Zur Eröffnungspremiere der Saison 2020/21: Cy Colemans Sweet Charity

Mit dem Musical Sweet Charity eröffnet die Volksoper Wien nach der coronabedingten Theaterpause die neue Saison. Was könnte besser in unsere unsichere Zeit passen, als ein Stück über eine junge Frau, die trotz zahlreicher Rückschläge ihren unerschütterlichen Optimismus und ihre Lebensfreude niemals verliert. 

"Big Spender"

"Hey, Big Spender! Spend a little time with me …" – Der Refrain des größten Hits aus Cy Colemans Musical Sweet Charity klingt uns bekannt im Ohr und führt in das New Yorker Halbwelt-Milieu, dem die Titelheldin Charity Hope Valentine entspringt. Doch ganz „unverrucht“ ist sie die Verkörperung der Ideale von Barmherzigkeit, Hoffnung und Liebe – eine junge Frau, die trotz herber Enttäuschungen den Glauben an das Gute im Menschen nie aufgibt. Mit Sweet Charity entwarf Broadway-Ikone Bob Fosse eine alles überstrahlende Titelfigur: Die Diven des amerikanischen Musicals und Tanzfilms, Gwen Verdon und Shirley MacLaine, haben sie Mitte der 1960er Jahre verkörpert. An der Volksoper ist Publikumsliebling Lisa Habermann als Charity zu erleben. Auf der Suche nach Liebe und Glück trifft sie auf den glamourösen Filmstar Vittorio Vidal (Axel Herrig), den neurotische, doch liebenswerte Oscar Lindquist (Peter Lesiak) und den schillernden Guru Daddy Brubeck (Drew Sarich) und findet schließlich zu sich selbst.

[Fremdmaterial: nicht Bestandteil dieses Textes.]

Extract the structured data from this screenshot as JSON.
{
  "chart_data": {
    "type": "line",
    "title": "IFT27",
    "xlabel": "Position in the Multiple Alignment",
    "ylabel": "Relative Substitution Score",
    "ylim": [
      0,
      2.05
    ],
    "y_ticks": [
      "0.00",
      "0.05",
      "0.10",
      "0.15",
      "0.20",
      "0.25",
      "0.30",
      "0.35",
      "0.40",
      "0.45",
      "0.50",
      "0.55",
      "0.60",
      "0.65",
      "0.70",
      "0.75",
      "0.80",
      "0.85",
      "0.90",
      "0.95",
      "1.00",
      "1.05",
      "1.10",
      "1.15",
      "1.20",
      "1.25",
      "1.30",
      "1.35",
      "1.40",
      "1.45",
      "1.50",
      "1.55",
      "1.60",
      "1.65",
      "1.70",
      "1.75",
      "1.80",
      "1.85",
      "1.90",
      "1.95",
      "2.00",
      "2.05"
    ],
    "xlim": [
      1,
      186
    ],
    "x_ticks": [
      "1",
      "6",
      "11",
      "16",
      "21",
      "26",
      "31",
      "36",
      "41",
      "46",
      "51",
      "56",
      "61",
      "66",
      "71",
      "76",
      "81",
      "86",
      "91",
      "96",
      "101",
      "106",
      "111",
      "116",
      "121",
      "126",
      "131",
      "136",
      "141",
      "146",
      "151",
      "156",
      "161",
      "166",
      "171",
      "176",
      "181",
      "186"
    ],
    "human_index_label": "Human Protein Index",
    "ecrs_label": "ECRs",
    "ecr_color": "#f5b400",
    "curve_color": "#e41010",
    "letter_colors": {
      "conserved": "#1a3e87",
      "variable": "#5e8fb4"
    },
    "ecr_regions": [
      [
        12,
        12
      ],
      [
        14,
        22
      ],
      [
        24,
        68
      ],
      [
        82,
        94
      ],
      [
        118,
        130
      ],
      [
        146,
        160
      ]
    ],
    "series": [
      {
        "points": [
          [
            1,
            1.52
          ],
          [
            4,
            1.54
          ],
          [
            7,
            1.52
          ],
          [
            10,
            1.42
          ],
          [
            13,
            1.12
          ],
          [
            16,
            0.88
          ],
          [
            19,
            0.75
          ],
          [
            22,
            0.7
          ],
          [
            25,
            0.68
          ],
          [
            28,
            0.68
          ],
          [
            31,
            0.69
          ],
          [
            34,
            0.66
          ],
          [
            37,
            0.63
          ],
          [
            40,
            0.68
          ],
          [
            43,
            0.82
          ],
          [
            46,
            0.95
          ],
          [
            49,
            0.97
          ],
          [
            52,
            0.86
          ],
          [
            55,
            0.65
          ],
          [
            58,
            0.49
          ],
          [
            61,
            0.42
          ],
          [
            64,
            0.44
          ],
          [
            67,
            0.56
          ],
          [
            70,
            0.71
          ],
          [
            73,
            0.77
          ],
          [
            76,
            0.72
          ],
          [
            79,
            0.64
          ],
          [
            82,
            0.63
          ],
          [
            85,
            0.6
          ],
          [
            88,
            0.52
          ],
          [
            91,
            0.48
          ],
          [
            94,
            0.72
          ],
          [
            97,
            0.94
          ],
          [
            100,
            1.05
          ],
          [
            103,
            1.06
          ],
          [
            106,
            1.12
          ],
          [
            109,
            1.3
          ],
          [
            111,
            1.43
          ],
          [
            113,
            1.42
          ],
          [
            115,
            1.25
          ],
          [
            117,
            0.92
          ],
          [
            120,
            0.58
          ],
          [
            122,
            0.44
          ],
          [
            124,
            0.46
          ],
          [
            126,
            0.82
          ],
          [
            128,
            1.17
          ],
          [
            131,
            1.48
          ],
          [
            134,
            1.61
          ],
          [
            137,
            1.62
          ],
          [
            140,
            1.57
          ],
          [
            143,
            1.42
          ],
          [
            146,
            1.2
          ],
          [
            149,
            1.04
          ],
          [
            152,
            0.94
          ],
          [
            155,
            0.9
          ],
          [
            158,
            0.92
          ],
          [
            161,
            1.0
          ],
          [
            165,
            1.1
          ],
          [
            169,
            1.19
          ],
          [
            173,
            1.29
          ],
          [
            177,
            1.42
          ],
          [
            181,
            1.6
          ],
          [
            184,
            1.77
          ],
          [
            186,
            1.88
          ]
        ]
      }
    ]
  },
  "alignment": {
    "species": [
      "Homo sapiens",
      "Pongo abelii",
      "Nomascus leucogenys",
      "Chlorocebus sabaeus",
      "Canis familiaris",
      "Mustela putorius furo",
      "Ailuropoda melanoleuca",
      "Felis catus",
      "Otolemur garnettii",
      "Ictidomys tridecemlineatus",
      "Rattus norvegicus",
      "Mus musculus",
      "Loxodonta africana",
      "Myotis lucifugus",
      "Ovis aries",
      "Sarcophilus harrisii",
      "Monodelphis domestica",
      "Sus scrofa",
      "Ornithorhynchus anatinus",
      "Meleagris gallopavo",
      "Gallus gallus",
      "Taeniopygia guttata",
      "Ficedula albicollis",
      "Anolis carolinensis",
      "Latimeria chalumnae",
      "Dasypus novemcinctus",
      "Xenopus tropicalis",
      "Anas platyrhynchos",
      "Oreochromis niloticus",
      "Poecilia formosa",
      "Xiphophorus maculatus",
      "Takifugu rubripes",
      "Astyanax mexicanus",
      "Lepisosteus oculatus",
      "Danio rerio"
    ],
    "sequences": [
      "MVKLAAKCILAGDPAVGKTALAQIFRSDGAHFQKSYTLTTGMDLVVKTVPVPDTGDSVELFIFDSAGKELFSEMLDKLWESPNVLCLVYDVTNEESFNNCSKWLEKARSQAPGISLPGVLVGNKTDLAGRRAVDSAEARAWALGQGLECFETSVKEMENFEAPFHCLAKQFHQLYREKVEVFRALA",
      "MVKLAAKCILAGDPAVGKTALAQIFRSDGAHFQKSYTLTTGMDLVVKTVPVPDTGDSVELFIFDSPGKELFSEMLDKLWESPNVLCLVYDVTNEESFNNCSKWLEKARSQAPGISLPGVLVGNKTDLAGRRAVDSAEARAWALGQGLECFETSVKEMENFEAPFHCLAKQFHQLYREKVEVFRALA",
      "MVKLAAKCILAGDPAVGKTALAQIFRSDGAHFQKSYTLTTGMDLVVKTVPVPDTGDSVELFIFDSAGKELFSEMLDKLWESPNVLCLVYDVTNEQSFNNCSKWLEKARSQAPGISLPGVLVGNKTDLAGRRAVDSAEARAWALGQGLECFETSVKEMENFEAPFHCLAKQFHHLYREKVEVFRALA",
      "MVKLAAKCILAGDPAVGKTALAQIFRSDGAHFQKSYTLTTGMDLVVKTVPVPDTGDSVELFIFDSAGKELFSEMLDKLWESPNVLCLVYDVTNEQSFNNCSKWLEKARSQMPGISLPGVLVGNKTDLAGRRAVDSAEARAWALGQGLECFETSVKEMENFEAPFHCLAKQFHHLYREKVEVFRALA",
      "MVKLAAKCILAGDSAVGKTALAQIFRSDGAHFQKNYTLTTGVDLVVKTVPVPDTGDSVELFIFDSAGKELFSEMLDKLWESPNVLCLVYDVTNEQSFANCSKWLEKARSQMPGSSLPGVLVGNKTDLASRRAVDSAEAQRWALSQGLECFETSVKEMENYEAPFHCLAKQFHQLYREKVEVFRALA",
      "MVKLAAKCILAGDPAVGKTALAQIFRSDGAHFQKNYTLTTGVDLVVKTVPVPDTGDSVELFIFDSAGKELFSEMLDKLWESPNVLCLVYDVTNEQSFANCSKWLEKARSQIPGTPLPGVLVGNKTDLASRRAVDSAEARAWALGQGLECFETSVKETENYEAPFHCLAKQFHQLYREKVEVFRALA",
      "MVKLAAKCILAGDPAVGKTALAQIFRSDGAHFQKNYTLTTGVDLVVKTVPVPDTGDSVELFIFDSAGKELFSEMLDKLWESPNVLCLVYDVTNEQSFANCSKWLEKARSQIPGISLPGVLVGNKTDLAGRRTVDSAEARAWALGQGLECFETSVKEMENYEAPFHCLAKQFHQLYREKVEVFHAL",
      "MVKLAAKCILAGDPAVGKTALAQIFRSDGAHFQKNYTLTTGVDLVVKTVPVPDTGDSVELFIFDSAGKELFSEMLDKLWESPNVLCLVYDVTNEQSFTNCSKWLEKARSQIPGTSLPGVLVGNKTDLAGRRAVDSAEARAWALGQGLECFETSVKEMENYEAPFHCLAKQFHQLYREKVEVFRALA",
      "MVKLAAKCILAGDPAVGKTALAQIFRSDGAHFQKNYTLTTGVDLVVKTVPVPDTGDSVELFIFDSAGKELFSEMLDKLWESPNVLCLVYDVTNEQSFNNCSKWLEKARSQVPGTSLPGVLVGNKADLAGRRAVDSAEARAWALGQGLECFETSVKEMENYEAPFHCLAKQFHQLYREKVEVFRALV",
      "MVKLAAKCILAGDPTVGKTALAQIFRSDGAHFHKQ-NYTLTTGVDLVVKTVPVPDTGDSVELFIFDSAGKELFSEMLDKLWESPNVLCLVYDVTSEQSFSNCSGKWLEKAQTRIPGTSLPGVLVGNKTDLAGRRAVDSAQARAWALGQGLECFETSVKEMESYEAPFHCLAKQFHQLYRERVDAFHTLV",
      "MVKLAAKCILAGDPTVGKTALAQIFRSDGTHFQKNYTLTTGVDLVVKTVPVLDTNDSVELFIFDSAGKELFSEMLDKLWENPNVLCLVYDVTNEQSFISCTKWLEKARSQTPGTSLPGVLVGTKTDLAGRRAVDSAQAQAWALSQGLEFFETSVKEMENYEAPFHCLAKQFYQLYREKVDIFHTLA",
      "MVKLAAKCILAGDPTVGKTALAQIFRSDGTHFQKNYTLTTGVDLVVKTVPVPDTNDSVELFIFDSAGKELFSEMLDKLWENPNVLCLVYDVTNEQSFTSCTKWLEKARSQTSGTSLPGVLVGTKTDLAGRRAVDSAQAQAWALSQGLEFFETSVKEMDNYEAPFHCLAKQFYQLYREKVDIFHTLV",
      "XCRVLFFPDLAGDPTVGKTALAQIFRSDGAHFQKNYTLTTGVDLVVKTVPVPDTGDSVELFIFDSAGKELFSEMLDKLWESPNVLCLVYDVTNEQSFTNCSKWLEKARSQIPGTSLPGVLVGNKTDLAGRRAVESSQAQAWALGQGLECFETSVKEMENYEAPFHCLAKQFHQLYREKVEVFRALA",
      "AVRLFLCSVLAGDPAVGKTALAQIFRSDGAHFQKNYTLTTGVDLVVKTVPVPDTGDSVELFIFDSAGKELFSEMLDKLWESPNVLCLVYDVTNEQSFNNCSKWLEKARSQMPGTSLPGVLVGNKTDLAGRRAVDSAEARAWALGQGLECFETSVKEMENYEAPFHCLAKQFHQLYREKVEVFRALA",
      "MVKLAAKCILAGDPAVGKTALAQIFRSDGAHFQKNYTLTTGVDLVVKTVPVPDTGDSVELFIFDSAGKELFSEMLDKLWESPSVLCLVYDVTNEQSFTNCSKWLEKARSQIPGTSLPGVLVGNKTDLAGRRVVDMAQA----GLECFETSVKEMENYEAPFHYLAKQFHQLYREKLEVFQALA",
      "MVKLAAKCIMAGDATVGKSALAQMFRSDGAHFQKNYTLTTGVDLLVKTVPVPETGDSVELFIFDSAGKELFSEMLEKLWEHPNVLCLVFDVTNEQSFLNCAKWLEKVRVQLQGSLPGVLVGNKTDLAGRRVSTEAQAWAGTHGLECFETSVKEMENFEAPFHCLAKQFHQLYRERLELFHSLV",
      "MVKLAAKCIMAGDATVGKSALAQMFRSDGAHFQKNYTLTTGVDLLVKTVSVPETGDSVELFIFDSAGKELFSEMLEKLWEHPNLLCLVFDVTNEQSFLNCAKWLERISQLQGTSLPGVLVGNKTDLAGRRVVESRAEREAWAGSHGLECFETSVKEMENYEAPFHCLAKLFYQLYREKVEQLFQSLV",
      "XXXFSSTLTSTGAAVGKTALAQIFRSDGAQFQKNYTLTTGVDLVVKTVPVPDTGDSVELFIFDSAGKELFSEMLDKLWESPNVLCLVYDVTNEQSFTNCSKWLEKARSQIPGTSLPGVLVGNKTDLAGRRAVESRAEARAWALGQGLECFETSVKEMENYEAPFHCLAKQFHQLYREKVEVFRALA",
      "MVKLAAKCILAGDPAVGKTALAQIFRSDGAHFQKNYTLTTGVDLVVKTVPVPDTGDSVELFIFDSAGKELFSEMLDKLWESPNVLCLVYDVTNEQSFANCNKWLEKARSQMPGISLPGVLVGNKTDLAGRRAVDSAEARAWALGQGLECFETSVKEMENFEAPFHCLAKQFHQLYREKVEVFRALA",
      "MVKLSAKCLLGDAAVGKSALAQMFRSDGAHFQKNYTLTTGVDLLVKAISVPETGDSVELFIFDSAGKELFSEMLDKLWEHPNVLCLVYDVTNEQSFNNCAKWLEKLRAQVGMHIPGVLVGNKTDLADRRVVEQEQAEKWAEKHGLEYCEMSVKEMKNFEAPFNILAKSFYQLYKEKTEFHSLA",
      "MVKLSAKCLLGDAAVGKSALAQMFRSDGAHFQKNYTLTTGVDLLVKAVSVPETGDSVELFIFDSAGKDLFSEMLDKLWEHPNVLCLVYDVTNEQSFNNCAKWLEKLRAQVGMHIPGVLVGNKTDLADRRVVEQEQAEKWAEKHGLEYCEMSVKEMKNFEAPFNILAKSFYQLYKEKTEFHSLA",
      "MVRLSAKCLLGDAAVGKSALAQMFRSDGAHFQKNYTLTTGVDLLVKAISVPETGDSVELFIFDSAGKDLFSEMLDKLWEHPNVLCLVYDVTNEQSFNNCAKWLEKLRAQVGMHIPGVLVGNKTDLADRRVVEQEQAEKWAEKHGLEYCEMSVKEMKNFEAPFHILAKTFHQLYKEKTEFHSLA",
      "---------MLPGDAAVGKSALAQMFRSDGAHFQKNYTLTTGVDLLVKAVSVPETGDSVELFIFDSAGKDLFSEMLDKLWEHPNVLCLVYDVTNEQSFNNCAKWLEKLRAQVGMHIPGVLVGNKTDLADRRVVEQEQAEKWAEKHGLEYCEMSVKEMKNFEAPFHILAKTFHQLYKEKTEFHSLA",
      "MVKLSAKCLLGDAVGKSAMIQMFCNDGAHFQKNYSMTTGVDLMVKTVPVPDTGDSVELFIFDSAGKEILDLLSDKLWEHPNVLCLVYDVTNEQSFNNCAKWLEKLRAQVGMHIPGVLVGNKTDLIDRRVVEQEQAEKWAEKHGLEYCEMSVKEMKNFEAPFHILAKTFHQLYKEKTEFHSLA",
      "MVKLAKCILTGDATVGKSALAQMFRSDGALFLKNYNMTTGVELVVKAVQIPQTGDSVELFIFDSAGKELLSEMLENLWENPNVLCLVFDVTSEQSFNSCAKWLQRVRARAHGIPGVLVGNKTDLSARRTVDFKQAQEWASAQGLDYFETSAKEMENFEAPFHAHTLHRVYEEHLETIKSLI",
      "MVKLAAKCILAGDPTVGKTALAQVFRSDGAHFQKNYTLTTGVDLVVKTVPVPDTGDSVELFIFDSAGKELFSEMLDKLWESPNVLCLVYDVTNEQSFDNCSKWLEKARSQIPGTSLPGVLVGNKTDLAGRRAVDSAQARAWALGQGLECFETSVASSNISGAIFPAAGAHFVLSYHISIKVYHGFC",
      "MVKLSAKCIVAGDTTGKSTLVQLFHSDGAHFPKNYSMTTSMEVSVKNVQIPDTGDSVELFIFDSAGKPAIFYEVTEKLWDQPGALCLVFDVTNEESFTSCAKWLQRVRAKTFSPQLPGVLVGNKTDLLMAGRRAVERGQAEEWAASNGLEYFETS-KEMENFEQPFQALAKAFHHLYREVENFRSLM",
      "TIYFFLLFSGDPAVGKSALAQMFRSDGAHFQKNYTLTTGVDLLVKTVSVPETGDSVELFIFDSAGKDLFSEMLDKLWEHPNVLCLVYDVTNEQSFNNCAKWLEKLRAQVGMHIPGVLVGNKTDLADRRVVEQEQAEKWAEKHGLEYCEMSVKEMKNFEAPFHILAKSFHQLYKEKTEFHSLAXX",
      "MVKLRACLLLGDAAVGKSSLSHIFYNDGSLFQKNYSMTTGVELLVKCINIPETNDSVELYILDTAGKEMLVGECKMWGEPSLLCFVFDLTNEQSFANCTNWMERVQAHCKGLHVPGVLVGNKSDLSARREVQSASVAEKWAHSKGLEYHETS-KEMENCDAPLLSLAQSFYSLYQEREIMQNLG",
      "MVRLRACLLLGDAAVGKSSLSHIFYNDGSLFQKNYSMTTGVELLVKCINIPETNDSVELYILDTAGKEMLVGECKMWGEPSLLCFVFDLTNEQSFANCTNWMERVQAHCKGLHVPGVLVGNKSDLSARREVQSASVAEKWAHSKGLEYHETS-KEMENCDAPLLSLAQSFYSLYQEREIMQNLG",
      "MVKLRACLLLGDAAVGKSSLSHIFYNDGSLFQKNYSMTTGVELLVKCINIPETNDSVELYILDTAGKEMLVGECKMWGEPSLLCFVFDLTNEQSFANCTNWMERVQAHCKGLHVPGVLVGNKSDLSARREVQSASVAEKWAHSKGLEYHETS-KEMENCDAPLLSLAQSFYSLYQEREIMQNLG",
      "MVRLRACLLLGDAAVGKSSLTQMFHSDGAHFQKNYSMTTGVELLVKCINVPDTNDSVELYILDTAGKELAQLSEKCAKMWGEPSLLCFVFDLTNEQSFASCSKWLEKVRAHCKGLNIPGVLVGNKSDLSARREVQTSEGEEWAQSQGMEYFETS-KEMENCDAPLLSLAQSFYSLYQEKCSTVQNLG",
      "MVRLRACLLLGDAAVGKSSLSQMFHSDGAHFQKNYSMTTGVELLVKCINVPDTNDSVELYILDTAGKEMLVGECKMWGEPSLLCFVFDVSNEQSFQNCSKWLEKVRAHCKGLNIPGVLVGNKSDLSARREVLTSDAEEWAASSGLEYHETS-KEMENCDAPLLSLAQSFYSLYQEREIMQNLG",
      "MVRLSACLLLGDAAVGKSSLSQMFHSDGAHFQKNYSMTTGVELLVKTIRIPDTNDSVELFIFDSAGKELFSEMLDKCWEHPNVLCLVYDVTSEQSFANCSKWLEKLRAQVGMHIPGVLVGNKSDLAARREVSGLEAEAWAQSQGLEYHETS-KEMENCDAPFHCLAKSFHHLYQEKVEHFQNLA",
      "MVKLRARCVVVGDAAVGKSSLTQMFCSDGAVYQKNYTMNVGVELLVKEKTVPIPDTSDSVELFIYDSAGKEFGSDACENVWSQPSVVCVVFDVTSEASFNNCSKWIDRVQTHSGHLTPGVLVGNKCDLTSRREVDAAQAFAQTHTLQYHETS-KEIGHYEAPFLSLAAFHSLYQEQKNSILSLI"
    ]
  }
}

Bob Fosse entwickelte Mitte der 1960er Jahre die Vision, aus einem Film von Federico Fellini ein amerikanisches Musical zu formen. Aus Fellinis Die Nächte der Cabiria wurde so – nicht ohne entsprechende Bearbeitung – das Musical Sweet Charity. Ein Projekt, für welches Fosse einerseits keinen Geringeren als den populären Dramatiker Neil Simon, andererseits den bis dahin relativ unbeachteten Komponisten Cy Coleman gewann. Dessen farbenreich-mitreißende Partitur, die zwischen klassischem Broadway-Sound, Jazz, Gospel und frühem Pop oszilliert, attestiert der Legende Fosse bis heute ein glückliches Händchen. Mit Johannes von Matuschkas Inszenierung unter der Musikalischen Leitung von Lorenz C. Aichner führt die Volksoper diesen Broadway-Klassiker ins 21. Jahrhundert.